In his powerful collection, "Unequal Scenes," photographer Johnny Miller captured the starkness of income equality in South Africa from the air.
Shot hundreds of meters above the ground, Miller's striking images capture the distinct lines created across neighborhoods and communities during apartheid. In addition to legislation, roads, barriers, and even natural markers, like steep slopes and rivers, were used to segregate the population by race.
Though apartheid ended in 1994, racial and income inequality persist, as do these literal borders between wealth and poverty.
See five of these severe contrasts for yourself through Miller's remarkable photography.
1. The power lines that separate the Vusimuzi settlement from the neighboring cemetery carry electricity to parts of Johannesburg, but not Vusimuzi.
Electricity, sanitation, and schools are difficult to come by despite the fact that the settlement sits in Gauteng, one of the wealthiest provinces in South Africa.
2. Hout Bay, the scenic fishing area near Cape Town, sits beside Imizamo Yethu, a densely populated suburb with rows of small shacks.
3. Tourists ride horses and surf along the Southern Cape Peninsula, but just a stone's throw away from this carefree region, thousands of people go without basic resources.

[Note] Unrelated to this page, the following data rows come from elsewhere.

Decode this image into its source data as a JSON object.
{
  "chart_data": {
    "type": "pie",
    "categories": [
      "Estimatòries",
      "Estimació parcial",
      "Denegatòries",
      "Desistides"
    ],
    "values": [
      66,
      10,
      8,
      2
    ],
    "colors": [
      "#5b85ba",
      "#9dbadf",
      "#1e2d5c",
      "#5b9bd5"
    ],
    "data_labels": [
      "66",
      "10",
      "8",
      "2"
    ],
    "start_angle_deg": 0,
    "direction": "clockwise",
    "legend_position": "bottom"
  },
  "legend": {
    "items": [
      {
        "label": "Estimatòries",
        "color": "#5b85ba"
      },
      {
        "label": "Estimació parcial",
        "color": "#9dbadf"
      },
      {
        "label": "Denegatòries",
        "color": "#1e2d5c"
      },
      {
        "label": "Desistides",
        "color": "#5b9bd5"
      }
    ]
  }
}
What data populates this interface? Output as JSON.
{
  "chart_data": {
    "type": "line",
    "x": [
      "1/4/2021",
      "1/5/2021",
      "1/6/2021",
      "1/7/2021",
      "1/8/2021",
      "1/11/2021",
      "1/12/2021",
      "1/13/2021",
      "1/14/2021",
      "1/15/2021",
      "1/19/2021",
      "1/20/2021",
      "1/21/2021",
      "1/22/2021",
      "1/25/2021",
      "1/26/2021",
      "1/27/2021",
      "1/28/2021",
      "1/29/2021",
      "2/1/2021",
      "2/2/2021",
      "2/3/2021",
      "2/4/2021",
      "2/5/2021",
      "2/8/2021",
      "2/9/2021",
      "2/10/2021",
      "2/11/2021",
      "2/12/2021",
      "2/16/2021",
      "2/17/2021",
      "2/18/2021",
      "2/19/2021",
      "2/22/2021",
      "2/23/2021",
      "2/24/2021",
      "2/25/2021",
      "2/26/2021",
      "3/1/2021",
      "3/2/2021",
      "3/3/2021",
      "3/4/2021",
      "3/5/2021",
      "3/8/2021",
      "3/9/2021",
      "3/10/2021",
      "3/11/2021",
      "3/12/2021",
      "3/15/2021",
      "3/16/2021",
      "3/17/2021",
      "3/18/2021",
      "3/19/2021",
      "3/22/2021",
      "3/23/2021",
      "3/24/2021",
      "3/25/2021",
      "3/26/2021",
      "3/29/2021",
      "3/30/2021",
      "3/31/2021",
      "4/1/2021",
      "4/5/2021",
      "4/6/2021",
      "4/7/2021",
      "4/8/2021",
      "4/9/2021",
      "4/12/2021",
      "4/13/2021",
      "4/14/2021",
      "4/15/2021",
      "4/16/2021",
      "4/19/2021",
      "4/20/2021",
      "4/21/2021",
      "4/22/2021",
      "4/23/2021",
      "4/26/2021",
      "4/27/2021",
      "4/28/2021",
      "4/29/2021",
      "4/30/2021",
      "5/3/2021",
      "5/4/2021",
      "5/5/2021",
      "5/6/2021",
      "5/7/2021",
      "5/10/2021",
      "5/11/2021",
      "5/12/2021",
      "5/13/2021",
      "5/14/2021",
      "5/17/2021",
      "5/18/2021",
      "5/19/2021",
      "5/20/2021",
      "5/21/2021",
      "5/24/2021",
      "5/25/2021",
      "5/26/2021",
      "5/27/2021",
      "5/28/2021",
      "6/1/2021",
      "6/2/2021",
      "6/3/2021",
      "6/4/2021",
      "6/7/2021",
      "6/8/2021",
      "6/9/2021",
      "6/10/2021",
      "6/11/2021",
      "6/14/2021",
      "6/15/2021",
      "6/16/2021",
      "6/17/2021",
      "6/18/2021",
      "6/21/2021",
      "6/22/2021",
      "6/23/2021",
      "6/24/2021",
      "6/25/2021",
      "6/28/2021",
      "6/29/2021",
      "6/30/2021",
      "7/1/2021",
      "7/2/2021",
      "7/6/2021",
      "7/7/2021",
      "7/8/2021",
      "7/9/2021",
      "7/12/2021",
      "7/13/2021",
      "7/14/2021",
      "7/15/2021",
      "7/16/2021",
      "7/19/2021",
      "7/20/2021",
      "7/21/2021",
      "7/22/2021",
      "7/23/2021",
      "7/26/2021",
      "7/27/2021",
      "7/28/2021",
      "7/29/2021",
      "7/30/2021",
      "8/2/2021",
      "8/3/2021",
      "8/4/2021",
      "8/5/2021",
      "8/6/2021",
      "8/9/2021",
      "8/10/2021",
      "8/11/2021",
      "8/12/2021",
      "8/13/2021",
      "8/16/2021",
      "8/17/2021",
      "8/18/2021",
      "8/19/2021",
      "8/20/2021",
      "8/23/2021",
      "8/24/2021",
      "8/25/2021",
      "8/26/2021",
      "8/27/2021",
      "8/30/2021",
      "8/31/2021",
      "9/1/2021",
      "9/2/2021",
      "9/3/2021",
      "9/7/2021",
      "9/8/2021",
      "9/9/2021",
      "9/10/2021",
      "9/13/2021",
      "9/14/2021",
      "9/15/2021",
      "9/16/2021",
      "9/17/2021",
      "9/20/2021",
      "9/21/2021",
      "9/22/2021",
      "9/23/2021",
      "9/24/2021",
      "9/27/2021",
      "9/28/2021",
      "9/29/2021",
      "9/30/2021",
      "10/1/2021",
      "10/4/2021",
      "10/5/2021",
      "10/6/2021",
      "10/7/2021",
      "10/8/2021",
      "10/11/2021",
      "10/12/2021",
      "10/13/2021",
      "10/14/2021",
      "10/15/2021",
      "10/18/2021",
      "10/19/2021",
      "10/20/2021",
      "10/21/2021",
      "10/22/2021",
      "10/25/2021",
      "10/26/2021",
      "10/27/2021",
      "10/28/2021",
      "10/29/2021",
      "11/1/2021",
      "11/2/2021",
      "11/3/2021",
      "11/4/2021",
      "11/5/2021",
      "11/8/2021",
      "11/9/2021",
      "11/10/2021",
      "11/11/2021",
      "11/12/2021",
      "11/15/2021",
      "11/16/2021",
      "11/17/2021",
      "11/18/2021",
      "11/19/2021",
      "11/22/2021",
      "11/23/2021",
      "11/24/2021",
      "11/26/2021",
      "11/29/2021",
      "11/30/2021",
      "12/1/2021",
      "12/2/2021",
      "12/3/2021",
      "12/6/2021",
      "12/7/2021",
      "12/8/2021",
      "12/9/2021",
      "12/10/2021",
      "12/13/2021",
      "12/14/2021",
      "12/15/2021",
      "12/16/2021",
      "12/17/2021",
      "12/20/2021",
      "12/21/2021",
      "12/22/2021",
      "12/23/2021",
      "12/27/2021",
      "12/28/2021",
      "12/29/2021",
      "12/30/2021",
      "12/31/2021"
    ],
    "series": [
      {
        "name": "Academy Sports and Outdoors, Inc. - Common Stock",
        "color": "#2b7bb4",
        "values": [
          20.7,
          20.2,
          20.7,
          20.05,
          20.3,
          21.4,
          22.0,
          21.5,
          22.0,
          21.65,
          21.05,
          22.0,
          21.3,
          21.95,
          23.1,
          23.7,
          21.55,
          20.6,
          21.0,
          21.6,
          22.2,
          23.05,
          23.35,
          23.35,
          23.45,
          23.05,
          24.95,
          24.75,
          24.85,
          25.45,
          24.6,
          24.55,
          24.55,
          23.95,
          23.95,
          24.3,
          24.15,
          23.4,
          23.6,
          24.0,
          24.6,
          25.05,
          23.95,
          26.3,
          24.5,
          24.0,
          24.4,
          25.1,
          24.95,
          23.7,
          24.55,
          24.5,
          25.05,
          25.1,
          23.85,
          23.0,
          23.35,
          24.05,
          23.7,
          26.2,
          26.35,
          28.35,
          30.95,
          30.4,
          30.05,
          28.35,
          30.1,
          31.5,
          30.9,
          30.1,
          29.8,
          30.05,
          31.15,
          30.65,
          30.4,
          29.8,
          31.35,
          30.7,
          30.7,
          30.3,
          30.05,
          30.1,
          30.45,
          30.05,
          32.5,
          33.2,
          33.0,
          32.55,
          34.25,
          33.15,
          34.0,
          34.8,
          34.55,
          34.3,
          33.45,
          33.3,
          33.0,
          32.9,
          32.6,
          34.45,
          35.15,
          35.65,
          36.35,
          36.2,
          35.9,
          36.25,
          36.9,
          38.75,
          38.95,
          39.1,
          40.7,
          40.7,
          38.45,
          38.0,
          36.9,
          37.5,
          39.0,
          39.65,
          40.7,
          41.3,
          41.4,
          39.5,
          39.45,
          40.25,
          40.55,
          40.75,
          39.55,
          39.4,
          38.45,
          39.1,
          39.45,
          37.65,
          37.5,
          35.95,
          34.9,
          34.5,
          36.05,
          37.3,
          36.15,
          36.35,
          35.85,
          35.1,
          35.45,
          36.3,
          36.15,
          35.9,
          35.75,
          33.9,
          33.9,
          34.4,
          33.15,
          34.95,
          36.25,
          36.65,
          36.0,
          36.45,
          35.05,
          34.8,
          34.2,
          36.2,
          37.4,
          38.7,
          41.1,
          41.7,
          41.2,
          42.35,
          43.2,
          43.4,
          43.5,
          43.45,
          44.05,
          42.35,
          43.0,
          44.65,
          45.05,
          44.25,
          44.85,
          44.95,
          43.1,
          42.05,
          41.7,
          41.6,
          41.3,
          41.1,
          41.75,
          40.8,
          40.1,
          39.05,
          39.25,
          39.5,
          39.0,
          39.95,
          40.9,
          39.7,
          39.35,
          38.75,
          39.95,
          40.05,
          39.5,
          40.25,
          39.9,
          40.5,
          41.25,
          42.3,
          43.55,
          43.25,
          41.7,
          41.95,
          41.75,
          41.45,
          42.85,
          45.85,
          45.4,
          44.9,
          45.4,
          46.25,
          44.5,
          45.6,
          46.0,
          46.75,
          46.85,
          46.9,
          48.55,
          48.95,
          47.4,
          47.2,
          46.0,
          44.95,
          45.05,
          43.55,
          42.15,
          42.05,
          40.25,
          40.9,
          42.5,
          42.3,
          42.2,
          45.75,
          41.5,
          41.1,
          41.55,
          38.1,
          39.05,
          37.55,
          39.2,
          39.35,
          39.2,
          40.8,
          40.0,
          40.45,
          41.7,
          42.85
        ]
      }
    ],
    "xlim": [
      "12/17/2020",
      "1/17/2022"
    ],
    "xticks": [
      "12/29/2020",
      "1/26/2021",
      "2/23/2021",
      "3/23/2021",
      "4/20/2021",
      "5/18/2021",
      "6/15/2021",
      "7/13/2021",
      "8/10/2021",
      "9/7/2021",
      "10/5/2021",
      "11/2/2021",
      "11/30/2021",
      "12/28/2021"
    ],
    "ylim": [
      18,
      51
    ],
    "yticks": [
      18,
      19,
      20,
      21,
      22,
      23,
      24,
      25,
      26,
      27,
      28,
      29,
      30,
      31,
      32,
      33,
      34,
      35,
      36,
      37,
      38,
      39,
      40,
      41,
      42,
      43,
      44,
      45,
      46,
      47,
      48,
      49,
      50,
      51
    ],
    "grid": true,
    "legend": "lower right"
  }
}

The area of Masiphumelele has one way in and one way out. There is little police presence and just one medical clinic for more than 30,000 residents.
4. The sixth hole of the Papwa Sewgolum Golf Course is just a few meters away from an informal settlement in Durban, South Africa.
Oddly enough, the course was named for a golfer of Indian descent who won the Natal Open in 1965. Since people of color weren't allowed in the Durban Country Club, Sewgolum had to receive his trophy outside in the rain.
5. On the edge of Johannesburg, a popular suburb and a long-suffering settlement sit side-by-side.
On the left is Bloubosrand, a middle-class suburb with winding tree-lined streets and swimming pools. On the right is Kya Sands, an informal settlement home to more than 16,000 people — many without electricity or well-constructed housing.
Though South Africa is not the only country where these abrupt borders exist, each one serves as a reminder of the long-standing effects of segregation and income inequality.
Whether it's apartheid or gentrification, the forced removal or pricing out of locals from their communities is senseless and cruel. To see once thriving areas stripped of resources and character is, at best, disheartening and, at worst, criminal.
But projects like this keep this crisis top of mind, and remind each of us to speak up and champion racial and income equality at every opportunity.